О чем я думал сейчас? А, про телеграмму Тихонову!

Тихонову ведь можно послать телеграмму не только на домашний адрес.

Или ты боишься Тихонова рассердить окончательно?

Значит, он действительно больше не сопляк и не щенок?

Или твой страх из души стал больше тебя самого?

Чего же тебе делать, Батон, — ведь нельзя бояться всегда всех, всего…

Кем же стал Тихонов в твоей жизни?

Или это про него дед читал в своих старых замусоленных книгах? Не про тебя же? «…Разгневался бог на ангела истины и сбросил его на землю, и ходит он по сей день средь людей непризнанный и правду блюдет, истину отыскивает, ложь обличает, за что хулу и поношение от людей принимает…» Так это Тихонов, что ли, правду блюдет, истину отыскивает, от меня хулу принимает?..

Есть только один способ избавиться от страха моего, поднимающегося из сердца, как гнилой болотный туман. Не пройдет страх перед Тихоновым и всей его сворой, но я хоть самого себя перестану бояться, и дни, которые мне отпущены до встречи с Тихоновым, я смогу провести, не разрываясь от ежесекундного ужаса кары судьбы.

Если я пошлю вот такую дурацкую телеграмму, то я снова попробую судьбу, и смысла в этом нет никакого, но я докажу самому себе, что не сломал он меня, что я еще могу с ним бороться и еще поборюсь всерьез.

А сильнее, чем есть, мне его уже не рассердить — мы с ним все равно враги до последнего вздоха. Да и стыдно мне его сердитости бояться.
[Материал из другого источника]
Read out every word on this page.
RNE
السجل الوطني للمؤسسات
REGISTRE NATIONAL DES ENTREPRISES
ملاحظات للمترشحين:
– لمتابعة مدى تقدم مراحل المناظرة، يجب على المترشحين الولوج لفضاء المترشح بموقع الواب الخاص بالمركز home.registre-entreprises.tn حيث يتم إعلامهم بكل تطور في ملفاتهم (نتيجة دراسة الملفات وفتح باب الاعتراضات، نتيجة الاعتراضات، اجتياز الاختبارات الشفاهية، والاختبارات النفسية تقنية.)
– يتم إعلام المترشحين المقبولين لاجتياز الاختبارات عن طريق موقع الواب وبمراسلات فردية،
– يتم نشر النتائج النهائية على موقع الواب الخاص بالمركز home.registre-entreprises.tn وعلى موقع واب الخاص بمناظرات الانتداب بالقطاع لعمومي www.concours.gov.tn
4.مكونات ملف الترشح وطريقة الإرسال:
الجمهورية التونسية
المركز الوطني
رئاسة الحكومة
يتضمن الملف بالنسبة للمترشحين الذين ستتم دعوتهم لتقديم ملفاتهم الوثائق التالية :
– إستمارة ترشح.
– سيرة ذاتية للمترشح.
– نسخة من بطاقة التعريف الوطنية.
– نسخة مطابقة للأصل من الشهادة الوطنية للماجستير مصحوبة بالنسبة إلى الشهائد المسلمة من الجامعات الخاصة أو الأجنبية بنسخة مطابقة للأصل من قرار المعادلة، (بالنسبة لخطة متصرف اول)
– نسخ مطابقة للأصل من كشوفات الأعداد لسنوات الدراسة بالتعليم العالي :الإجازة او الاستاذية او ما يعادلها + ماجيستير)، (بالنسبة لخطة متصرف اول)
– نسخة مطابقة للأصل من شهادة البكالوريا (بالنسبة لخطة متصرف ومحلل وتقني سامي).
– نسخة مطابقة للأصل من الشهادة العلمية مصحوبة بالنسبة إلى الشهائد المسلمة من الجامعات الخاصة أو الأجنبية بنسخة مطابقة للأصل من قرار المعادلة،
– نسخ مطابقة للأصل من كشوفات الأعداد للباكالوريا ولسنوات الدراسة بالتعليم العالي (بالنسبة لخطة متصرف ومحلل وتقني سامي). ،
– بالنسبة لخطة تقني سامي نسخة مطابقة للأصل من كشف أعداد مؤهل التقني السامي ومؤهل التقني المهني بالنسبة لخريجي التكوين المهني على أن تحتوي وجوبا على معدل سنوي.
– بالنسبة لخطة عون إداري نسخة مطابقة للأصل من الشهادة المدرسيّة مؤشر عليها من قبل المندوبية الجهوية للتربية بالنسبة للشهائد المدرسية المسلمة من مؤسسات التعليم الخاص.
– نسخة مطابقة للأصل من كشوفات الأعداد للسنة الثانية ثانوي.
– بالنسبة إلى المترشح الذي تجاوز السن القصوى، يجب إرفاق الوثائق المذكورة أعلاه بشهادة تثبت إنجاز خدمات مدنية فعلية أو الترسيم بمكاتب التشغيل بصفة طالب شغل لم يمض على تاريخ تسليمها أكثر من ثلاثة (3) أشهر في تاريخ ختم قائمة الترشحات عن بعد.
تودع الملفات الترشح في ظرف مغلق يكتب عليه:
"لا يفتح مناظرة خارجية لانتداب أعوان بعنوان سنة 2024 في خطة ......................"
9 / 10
И не телеграммой надо дать Тихонову оборотку — таким номером можно дать по сусалам рыжему нахальному менту Савельеву. А уж если давать бой Тихонову, то отчебучить надо такую штуку, чтобы над ним весь МУР хохотал, чтобы ему проходу никто не давал, чтобы он не смог спрятать мой ход в карман, как поздравительную телеграмму — пусть все веселятся и над ним издеваются, и пусть хоть в какой-то мере он почувствует ту загнанность и общее пренебрежение, которое чувствую я, когда люди узнают, что я, Леха Дедушкин, — вор. Но Тихонова не зашельмуешь и жуликом не выставишь, потому что все, что у него есть, — так это его задрипанная нищенская честность. И есть только одна вещь, которая его может сравнять со мной в глазах людей, — это глупость. Только выставив его дураком на всеобщее посмеяние, я могу ему как-то отомстить, хоть в малой доле рассчитаться с ним за все, что он причинил, потому что весь мир знает и свято блюдет мудрость, дедами оставленную и клятвой заверенную, — главнейший рецепт всей их жистишки затерханной:

ПРОСТОТА ХУЖЕ ВОРОВСТВА!

Я сел за стол, положил перед собой паспорт Репнина, заглядывая в него, заполнил бланк, который валялся на залитом чернилами столе, задумался на минутку — текст должен быть самый лучший, и в то же время не вызвать в редакции подозрений. Покусал металлический зажим своего шарикового карандаша — замечательный карандаш все-таки я взял из стола директора магазина, — потом не спеша написал: «В связи с длительным отъездом хозяина очень дешево продается в хорошие руки породистый легавый щенок-медалист по кличке Стас, имеется родословная, воспитан в служебном питомнике. Звонить в дневное время — 24-98-88».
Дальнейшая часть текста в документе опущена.